Producing new and better drones is an increasingly demanding "3D" business, Lundquist told the audience, as unmanned flight systems are especially useful for handling "dull, dangerous and dirty" missions that in the past would have required putting people at risk.
"The commercial aerospace defense industry is paying attention to what people in Washington are doing. They see the ongoing drawdown in force, and the military going more toward unmanned systems, and the industry is looking at 'how can we support that (trend)?" Lundquist said.
"Dull, dangerous or dirty are the three things they say unmanned systems are perfect for," he added. "Obviously, if you're sending somebody someplace that is really dangerous, you can lose him. If you lose a machine instead, it might hurt our pocketbook but you won't have to write a letter to his mom, wife or family members."
Joining Lundquist for the panel discussion was Daniel Webster College professor David Guo, who has a Ph.D. in engineering and computer science plus years of experience in teaching his students how to design, build and operate drones. This year, his Daniel Webster students are engaged in a drone-construction project with engineering students from UMass Lowell and University of Colorado/Boulder.

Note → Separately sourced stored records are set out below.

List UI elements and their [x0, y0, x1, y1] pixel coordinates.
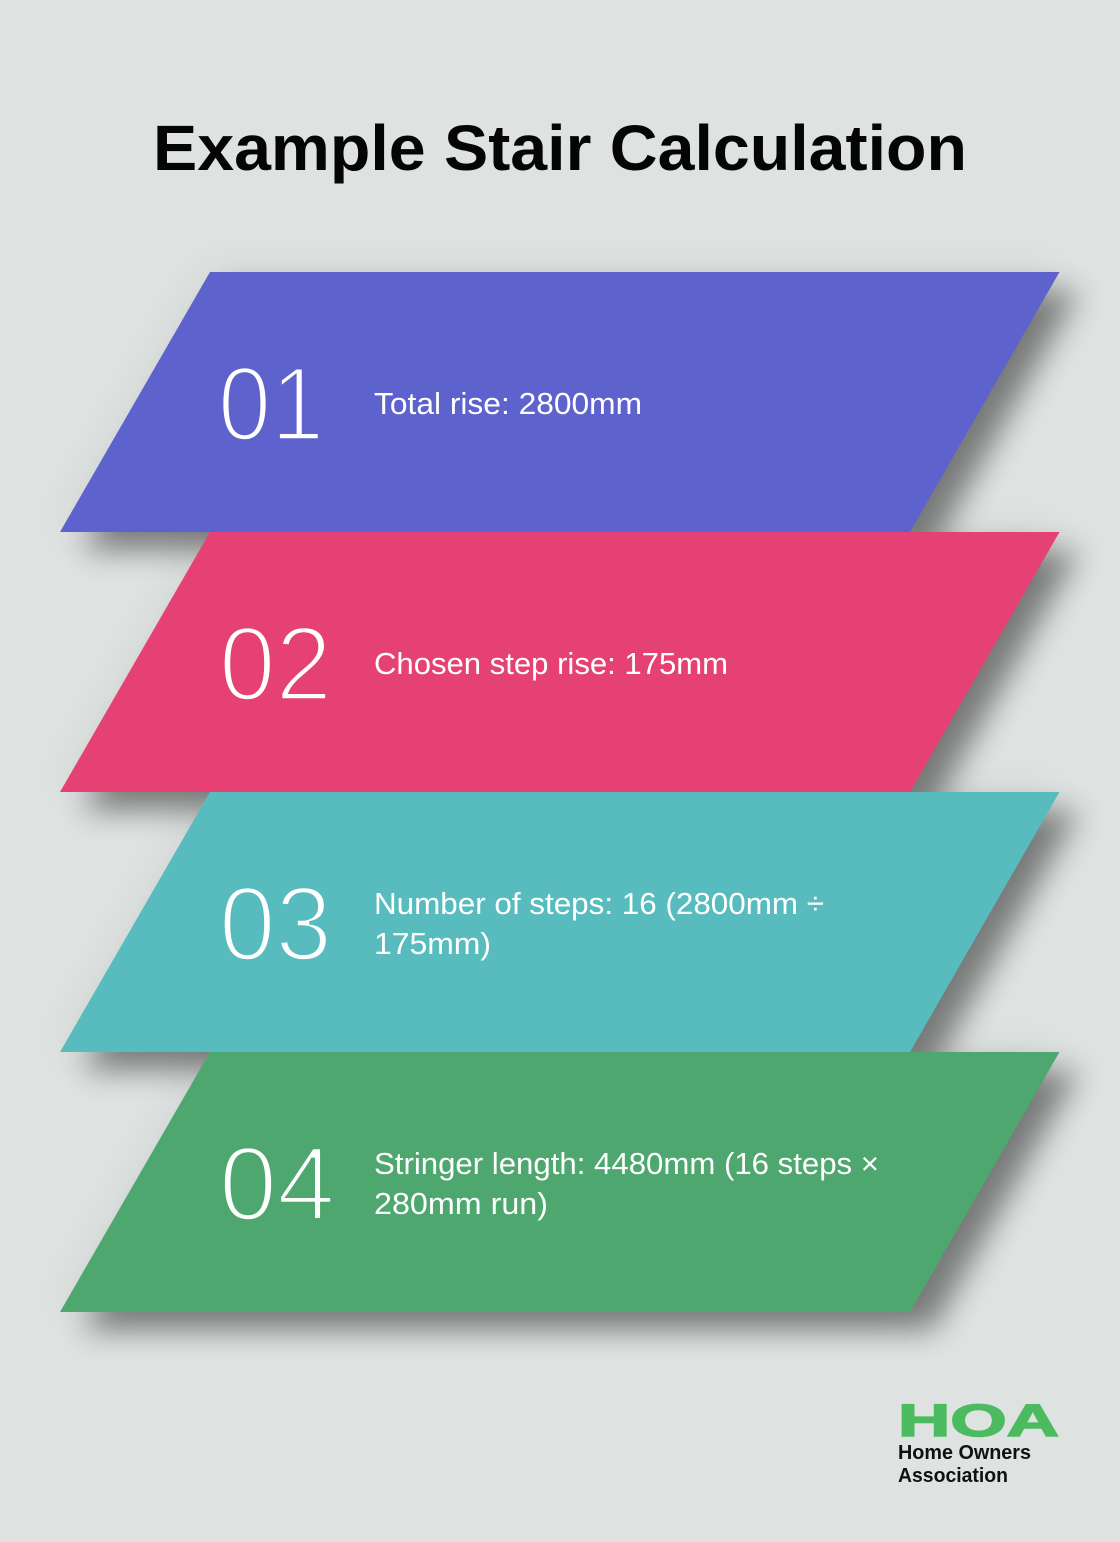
text: stringer length: 280mm run)	[374, 1186, 548, 1221]
text: number of steps: 175mm)	[374, 926, 491, 961]
text: number of steps	[374, 886, 824, 961]
title: Example Stair Calculation	[153, 112, 967, 184]
text: total rise: Total rise: 2800mm	[374, 386, 642, 421]
logo: Home Owners Association: HOA	[898, 1395, 1059, 1446]
panel: step 01	[60, 272, 1060, 532]
text: number of steps: Number of steps: 16 (2800mm ÷	[374, 886, 824, 921]
text: stringer length	[374, 1146, 879, 1221]
logo: Home Owners Association	[898, 1395, 1059, 1487]
stair shadows	[60, 272, 1079, 1330]
panel: step 04	[60, 1052, 1060, 1312]
number 03: 03	[219, 866, 332, 983]
number 02: 02	[219, 606, 332, 723]
logo: Home Owners Association: Association	[898, 1465, 1008, 1487]
panel: step 02	[60, 532, 1060, 792]
text: stringer length: Stringer length: 4480mm (16 steps ×	[374, 1146, 879, 1181]
number 04: 04	[219, 1126, 335, 1243]
number 01: 01	[218, 346, 324, 463]
panel: step 03	[60, 792, 1060, 1052]
logo: Home Owners Association: Home Owners	[898, 1442, 1031, 1464]
text: chosen step rise: Chosen step rise: 175mm	[374, 646, 728, 681]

The third guest speaker was Rodger Burkley, a retired Air Force pilot who works for EMC Corp. and whose military career included commanding more than 250 combat-support sorties and logging nearly 1,400 hours on the ground in New Mexico remotely piloting an MQ-1B Predator, used to deliver Hellfire missiles and other weapons and for surveillance and reconnaissance missions.
Lundquist, Burkley and Guo used videos, photos and display models of unmanned vehicles to give their audience an idea of the blossoming, wide-ranging varieties of "micro, mini, small, tactical" and extra-large "theater-sized" unmanned aircraft that are cropping up everywhere. The panel noted that drones may also be divided into two distinct sub-categories: Either remotely piloted, or autonomous, meaning they have been pre-programmed to fly robotically to a destination with no one actively piloting the aerial vehicle from the ground.
"I'm sure you heard a little while back how Amazon talked about autonomous vehicles on a pre-programmed path to bring you that item you absolutely have to have tomorrow. But police are also using unmanned systems for surveillance now, as is the U.S. Forestry Service."
More hobbyists are getting busy with drones, too, Lundquist noted. "I heard recently about a guy who decided he wanted to create a drone so that his dogs could chase it," he said.
Lest he be accused of droning on, Burkley injected humor into his 20-minute presentation by playing a 35-second YouTube video (www.youtube.com/watch?v=u2MLW9RRIEk) in which the Air Force did a take-off on the E-Trade commercials by showing a baby talking about remotely flying Predators.
The video, which doubles as a recruiting ad for the Air Force, spoofs what Burkley cited as a common misconception that operating a drone is simple compared to traditional, manned aircraft.
"Flying a drone is easy, right?" said Burkley. "You really need to have the same skills as you would flying a regular aircraft, a basic knowledge of aerodynamics."
Operating drones for the military presents many challenges that can be overwhelming even for the most experienced pilots, Burkley said.
After the event, audience member Doug Fortnam, a commercial pilot and flight instructor, said he's concerned about the lack of FAA regulations on drones.
"It's kind of a free-for-all right now," said Fortnam, of Nashua. "The drones don't really have any see-and-avoid capability, so we really have to think about how we're going to operate them, and mix them up with regular aircraft. Hopefully, we'll get some organization, some regulation, so nobody gets hurt."
This report includes material from the Associated Press.